Não sei como é a relação de oferta e demanda de bicicletas roubáveis em São Paulo (Alguma ideia, Fábio?). Talvez dê muito trabalho roubar uma bike no centro e levar até o ponto de revenda. Talvez o policiamento ostensivo faça não valer o risco naquela região.

Para estacionar a bike, entra em cena a psicologia das multidões: Quando estamos em uma multidão, perdemos um certo medo das consequências.  Esta multidão pode ser conceitual, como no caso do "todo mundo faz". De forma geral, ao redor do mundo onde vi bikes usadas em grande escala, os ciclistas são extremamente "caras-de-pau" para estacionar, ou seja, amarram a bike qualquer lugar. Por exemplo: Em Barcelona, havia uma bike amarrada em um poste a 1 metro da entrada da escada para o metrô. A bicicleta caiu com a chuva forte e ficou atrapalhando todo mundo passar. No centro histórico de Amsterdã tem bicicletas amarradas em todo lugar amarrável, literalmente. Não dá para encostar em uma cerca de metal pois sempre tem bikes junto dela.

Já em São Paulo, não cola muito este estória de "todo mundo faz" já que há pouquíssimas bikes amarradas em público. Portanto, as pessoas não estão cansadas de dar esporro em ciclistas folgados (eu). Eu poderia ter tomado um no cartório.

Com se diz por aqui, o negócio é "tentar a sorte, certo?".

domingo, 6 de novembro de 2011

Parques urbanos

Em resposta ao meu post sobre bicicletas, a Vida comentou que também tem medo de correr nos parques por aqui.
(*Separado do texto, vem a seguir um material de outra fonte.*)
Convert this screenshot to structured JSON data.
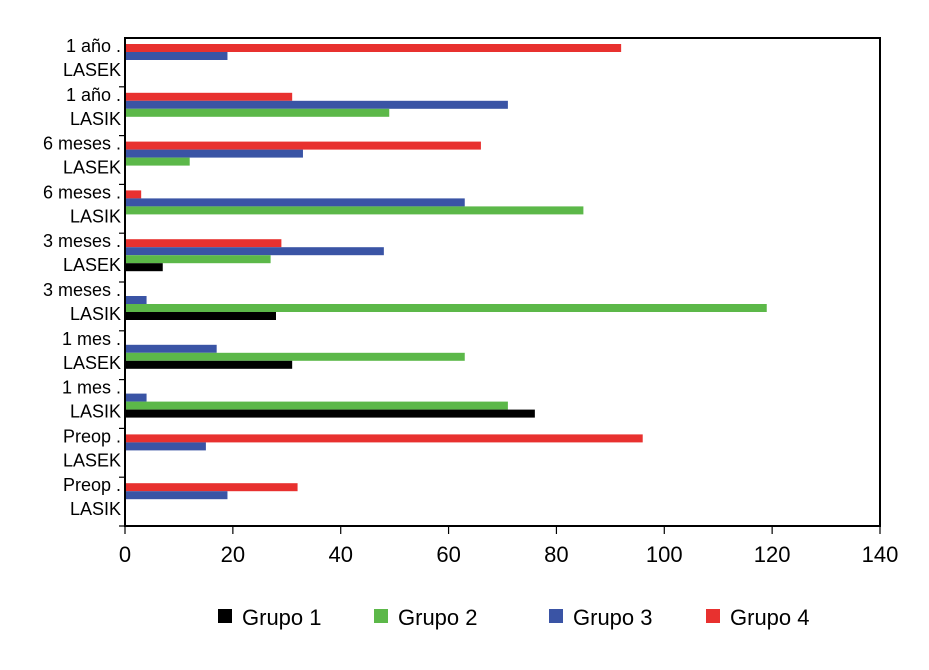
{
  "chart_data": {
    "type": "bar",
    "orientation": "horizontal",
    "title": "",
    "xlabel": "",
    "ylabel": "",
    "xlim": [
      0,
      140
    ],
    "x_ticks": [
      0,
      20,
      40,
      60,
      80,
      100,
      120,
      140
    ],
    "grid": false,
    "legend_position": "bottom",
    "categories": [
      [
        "1 año .",
        "LASEK"
      ],
      [
        "1 año .",
        "LASIK"
      ],
      [
        "6 meses .",
        "LASEK"
      ],
      [
        "6 meses .",
        "LASIK"
      ],
      [
        "3 meses .",
        "LASEK"
      ],
      [
        "3 meses .",
        "LASIK"
      ],
      [
        "1 mes .",
        "LASEK"
      ],
      [
        "1 mes .",
        "LASIK"
      ],
      [
        "Preop .",
        "LASEK"
      ],
      [
        "Preop .",
        "LASIK"
      ]
    ],
    "series": [
      {
        "name": "Grupo 1",
        "color": "#000000",
        "values": [
          null,
          null,
          null,
          null,
          7,
          28,
          31,
          76,
          null,
          null
        ]
      },
      {
        "name": "Grupo 2",
        "color": "#5cb849",
        "values": [
          null,
          49,
          12,
          85,
          27,
          119,
          63,
          71,
          null,
          null
        ]
      },
      {
        "name": "Grupo 3",
        "color": "#3a54a5",
        "values": [
          19,
          71,
          33,
          63,
          48,
          4,
          17,
          4,
          15,
          19
        ]
      },
      {
        "name": "Grupo 4",
        "color": "#e8312f",
        "values": [
          92,
          31,
          66,
          3,
          29,
          null,
          null,
          null,
          96,
          32
        ]
      }
    ]
  }
}
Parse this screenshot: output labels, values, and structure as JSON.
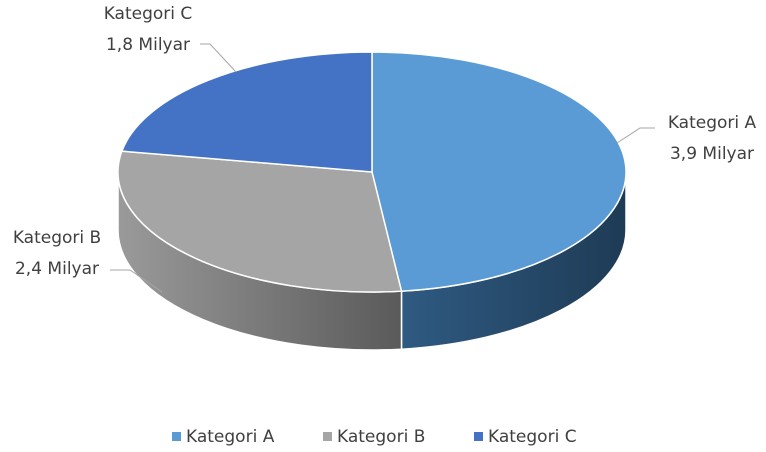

Acho que este assunto também merece um post.

Em Montreal, além dos grandes parques, como Mont-Royal e Angrignon, é comum ter pequenos parques espalhados pelos bairros. Lembro de ter passado por um em Westmont, mas basta olhar os "quarteirões verdes" no Google Maps. Em Ottawa tem uma espécie de parque margeando o Canal de Rideau. Em Ville de Québec há o Battlefield Park.

Em São Paulo temos vários bons parques mas acho que são dispersos e poucos, proporcionalmente à população. Outro problema é chegar neles. Nenhum dos grandes parques é acessível por metrô. Normalmente são difíceis de estacionar e/ou há flanelinhas pedindo "para olhar" seu carro. Quando se estaciona fora do parque e não há flanelinha, corre-se o risco de roubarem seu som, ou seu carro. No Ibirapuera, o estacionamento passou a ser cobrado pois estava muito difícil de achar uma vaga (lógica contestável).

Além de tudo, há aquela cadela chamada Trânsito. Gastar 1:30 de condução ou 0:45 de carro para chegar em um parque desanima qualquer um. Enquanto em Ville de Québec as pessoas saem do trabalho às 17:00 e às 17:30 estão em algum lugar fazendo outra coisa, em São Paulo elas estão até as 19:00 no congestionamento.

Quanto à segurança, acho que alguns parques são seguros nos horários de maior movimento. Muitos parques  públicos tem dezenas de seguranças ou policiais vigiando. Mas há também exemplos como o Parque Ecológico do Tietê, onde eu nunca correria sozinha se fosse mulher. Mas a Vida está certa: O problema não são os parques, mas a sociedade violenta em que vivemos.